Claude excels at generating comprehensive documentation, but the output often sounds formulaic. Run your generated docs through /humanizer before committing:

/humanizer
[Your AI-generated documentation here]

2. Code Comments

AI-generated comments can be verbose and unnatural. Humanize them to make your codebase feel more authentic:

Please humanize this text: This function processes user input by validating against predefined patterns and returning sanitized output for downstream consumption.

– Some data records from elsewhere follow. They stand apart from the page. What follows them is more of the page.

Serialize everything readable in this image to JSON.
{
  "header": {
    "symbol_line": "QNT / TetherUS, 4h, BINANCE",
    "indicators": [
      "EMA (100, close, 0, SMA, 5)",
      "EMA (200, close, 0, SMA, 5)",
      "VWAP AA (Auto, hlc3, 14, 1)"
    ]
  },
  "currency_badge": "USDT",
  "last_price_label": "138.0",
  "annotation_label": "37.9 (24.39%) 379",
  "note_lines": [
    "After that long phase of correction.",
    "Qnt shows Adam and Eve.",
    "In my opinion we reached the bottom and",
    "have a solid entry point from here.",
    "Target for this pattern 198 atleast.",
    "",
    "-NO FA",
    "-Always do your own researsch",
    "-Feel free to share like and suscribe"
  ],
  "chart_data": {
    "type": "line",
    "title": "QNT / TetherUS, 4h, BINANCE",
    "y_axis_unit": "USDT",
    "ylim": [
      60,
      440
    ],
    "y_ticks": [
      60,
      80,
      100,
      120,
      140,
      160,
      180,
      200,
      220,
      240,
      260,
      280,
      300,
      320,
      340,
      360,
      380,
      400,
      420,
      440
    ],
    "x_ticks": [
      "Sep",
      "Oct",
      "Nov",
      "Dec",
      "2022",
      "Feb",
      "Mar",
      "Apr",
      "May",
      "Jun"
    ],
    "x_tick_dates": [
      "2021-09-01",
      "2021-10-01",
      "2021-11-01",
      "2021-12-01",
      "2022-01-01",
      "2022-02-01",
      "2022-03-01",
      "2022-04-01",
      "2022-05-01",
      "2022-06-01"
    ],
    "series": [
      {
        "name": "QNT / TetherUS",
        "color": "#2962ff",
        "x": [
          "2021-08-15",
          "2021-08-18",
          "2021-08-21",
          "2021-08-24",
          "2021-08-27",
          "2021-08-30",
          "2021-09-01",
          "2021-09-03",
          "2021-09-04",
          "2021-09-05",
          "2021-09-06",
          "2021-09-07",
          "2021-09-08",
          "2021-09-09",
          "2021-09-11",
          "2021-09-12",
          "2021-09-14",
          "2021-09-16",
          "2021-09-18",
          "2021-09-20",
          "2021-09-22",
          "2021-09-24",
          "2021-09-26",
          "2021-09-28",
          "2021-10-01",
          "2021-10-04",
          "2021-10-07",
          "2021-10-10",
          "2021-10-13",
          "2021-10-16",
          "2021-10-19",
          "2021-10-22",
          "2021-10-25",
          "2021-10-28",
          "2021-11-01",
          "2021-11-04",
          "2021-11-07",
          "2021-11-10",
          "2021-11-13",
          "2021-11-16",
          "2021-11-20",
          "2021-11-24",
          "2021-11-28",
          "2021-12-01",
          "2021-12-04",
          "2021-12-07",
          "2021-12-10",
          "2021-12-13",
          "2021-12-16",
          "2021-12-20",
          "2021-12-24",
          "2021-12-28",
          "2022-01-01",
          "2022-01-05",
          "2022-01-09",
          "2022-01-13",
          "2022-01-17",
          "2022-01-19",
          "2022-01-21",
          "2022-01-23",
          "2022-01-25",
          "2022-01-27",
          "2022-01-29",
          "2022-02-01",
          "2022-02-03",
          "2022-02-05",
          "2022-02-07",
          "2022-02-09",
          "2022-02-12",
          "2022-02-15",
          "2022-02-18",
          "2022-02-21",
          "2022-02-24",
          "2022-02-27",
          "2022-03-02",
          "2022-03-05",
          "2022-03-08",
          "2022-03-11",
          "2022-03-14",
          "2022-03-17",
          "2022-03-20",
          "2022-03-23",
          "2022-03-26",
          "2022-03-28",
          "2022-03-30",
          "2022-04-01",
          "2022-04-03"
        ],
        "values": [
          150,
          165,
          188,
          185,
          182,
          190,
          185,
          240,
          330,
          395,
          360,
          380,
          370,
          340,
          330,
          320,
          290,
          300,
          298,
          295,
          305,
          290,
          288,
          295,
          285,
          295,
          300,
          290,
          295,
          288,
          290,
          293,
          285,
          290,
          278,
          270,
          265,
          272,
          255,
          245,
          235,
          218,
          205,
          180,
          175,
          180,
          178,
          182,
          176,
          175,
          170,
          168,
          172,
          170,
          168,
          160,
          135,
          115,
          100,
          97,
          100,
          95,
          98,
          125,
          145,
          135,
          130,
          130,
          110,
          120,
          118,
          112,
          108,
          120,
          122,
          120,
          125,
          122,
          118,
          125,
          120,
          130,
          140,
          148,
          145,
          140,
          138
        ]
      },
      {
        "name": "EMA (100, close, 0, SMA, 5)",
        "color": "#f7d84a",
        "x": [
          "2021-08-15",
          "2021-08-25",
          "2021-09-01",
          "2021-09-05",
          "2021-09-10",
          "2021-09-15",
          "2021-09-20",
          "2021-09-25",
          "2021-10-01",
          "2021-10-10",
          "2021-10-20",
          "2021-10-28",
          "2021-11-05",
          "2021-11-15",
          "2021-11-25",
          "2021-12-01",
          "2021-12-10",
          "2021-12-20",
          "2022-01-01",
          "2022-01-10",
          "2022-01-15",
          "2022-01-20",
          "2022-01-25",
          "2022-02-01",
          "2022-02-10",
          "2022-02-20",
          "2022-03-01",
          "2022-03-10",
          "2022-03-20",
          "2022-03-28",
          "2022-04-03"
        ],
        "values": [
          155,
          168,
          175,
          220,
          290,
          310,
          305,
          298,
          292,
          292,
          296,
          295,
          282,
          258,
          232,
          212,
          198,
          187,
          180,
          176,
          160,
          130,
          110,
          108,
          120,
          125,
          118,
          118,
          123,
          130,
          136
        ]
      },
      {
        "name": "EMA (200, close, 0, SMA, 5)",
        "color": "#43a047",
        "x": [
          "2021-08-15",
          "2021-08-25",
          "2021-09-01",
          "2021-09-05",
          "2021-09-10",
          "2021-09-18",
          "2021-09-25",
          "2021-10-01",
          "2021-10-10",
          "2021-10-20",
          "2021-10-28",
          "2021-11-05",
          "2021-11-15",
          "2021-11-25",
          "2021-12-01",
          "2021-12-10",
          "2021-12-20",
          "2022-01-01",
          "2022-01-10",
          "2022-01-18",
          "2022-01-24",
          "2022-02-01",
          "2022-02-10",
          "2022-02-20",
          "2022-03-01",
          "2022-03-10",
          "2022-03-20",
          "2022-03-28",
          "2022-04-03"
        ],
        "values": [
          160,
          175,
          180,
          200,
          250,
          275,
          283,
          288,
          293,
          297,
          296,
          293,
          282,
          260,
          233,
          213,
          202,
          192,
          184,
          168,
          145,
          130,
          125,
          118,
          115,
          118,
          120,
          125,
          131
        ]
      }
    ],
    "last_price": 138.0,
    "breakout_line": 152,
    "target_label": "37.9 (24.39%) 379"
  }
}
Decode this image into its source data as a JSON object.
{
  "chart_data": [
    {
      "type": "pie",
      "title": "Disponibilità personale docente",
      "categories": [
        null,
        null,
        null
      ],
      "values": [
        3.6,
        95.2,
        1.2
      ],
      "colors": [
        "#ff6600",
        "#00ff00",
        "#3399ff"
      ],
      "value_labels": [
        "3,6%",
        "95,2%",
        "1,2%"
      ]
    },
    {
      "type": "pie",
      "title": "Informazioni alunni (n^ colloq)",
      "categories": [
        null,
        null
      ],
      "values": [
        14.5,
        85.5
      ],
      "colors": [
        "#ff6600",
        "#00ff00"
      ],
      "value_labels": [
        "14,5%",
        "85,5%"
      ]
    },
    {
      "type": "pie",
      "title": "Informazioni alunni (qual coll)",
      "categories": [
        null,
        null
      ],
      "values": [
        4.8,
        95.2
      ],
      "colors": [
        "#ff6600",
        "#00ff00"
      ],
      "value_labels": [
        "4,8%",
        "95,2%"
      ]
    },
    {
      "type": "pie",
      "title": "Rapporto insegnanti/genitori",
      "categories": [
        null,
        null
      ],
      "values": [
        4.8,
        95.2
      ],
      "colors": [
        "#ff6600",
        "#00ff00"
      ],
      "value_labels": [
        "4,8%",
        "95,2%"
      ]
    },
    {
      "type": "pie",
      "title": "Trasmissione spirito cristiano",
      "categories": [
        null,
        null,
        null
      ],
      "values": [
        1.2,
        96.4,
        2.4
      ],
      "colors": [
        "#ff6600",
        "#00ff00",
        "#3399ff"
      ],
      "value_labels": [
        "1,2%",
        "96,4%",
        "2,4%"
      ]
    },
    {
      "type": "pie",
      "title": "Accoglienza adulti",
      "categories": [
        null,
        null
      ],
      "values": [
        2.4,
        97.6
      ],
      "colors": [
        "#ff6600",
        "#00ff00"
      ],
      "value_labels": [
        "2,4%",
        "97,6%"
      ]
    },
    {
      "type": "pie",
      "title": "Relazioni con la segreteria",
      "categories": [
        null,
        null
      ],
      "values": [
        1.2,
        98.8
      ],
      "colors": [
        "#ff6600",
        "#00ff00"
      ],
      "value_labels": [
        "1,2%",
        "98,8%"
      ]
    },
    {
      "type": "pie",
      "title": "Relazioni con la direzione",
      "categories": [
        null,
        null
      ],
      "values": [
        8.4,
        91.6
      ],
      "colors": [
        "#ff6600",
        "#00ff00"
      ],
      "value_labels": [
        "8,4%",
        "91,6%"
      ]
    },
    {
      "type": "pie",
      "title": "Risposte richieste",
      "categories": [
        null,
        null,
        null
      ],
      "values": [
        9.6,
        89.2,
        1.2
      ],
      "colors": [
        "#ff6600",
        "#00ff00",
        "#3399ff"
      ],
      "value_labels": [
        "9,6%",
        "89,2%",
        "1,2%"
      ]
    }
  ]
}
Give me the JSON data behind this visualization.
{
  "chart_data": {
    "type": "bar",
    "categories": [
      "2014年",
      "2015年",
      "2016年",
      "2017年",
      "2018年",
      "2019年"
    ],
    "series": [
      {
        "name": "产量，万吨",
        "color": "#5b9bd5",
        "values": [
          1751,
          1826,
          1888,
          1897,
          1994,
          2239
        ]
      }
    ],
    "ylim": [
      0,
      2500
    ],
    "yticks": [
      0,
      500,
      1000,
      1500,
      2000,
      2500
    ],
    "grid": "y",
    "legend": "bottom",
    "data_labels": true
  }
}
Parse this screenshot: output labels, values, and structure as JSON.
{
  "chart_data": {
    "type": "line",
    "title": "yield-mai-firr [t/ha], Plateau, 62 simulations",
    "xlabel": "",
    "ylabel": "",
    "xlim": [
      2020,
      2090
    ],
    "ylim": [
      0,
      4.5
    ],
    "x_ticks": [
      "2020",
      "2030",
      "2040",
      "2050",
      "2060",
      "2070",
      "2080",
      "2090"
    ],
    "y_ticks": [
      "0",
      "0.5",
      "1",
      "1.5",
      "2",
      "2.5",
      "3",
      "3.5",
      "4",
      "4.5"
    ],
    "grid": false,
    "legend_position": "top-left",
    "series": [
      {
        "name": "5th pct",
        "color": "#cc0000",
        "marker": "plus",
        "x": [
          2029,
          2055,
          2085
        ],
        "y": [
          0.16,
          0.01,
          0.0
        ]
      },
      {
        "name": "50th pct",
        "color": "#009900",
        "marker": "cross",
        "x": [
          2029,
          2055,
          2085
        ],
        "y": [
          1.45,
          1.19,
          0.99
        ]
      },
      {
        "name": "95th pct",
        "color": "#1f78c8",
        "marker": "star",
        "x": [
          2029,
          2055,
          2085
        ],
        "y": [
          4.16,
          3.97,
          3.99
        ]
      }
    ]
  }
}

3. Commit Messages and PR Descriptions

Make your version control history sound like it was written by a human, not an AI assistant.

4. Client Communications

When Claude helps draft emails or project updates, use the skill to remove the AI "voice" before sending.

Example Transformation

Before (AI-sounding):
"Great question! Here is an essay on this topic. I hope this helps! AI-assisted coding serves as an enduring testament to the transformative potential of large language models, marking a pivotal moment in the evolution of software development."

After (Humanized):
"AI-assisted coding shows how large language models are changing software development."

The skill removes the prefatory fluff ("Great question!"), eliminates the hedging ("I hope this helps!"), and simplifies the overly academic phrasing to something more direct and natural.

How It Works with Your Workflow

You can invoke the skill in two ways:

  1. Direct command: /humanizer followed by pasting your text
  2. Natural language: "Please humanize this text: [your text]"

The skill is particularly useful when you're using Claude Code to generate content that will be read by other humans—whether that's documentation for your team, comments for future maintainers, or communications with stakeholders.

Limitations to Know

  • The skill focuses on prose, not code. It won't "humanize" your actual programming logic.
  • Like any automated rewriting tool, it can sometimes oversimplify or lose nuance. Always review the output.
  • It works best on paragraphs and longer text, not single sentences.

Why This Matters for Claude Code Users

As developers increasingly use AI assistants for writing tasks beyond code, the "AI voice" becomes a tell that can undermine credibility. The Humanizer skill helps bridge the gap between AI efficiency and human authenticity, making your AI-assisted work product more professional and trustworthy.

AI Analysis

Claude Code users should add the Humanizer skill to their toolkit immediately—it addresses a specific pain point that emerges when using AI for writing tasks. The key workflow change: after having Claude generate any non-code text (documentation, comments, emails), run it through `/humanizer` as a final polish step. Specific tip: Create a keyboard shortcut or alias for the humanizer command if you find yourself using it frequently. Since the skill works on any text, you can also use it outside of Claude Code sessions by running the same logic locally. Important distinction: This isn't about "hiding" AI use, but about improving communication quality. AI-generated text often includes unnecessary hedging, repetitive structures, and unnatural transitions that humans don't write. Removing these makes your writing clearer and more effective, whether readers know it was AI-assisted or not.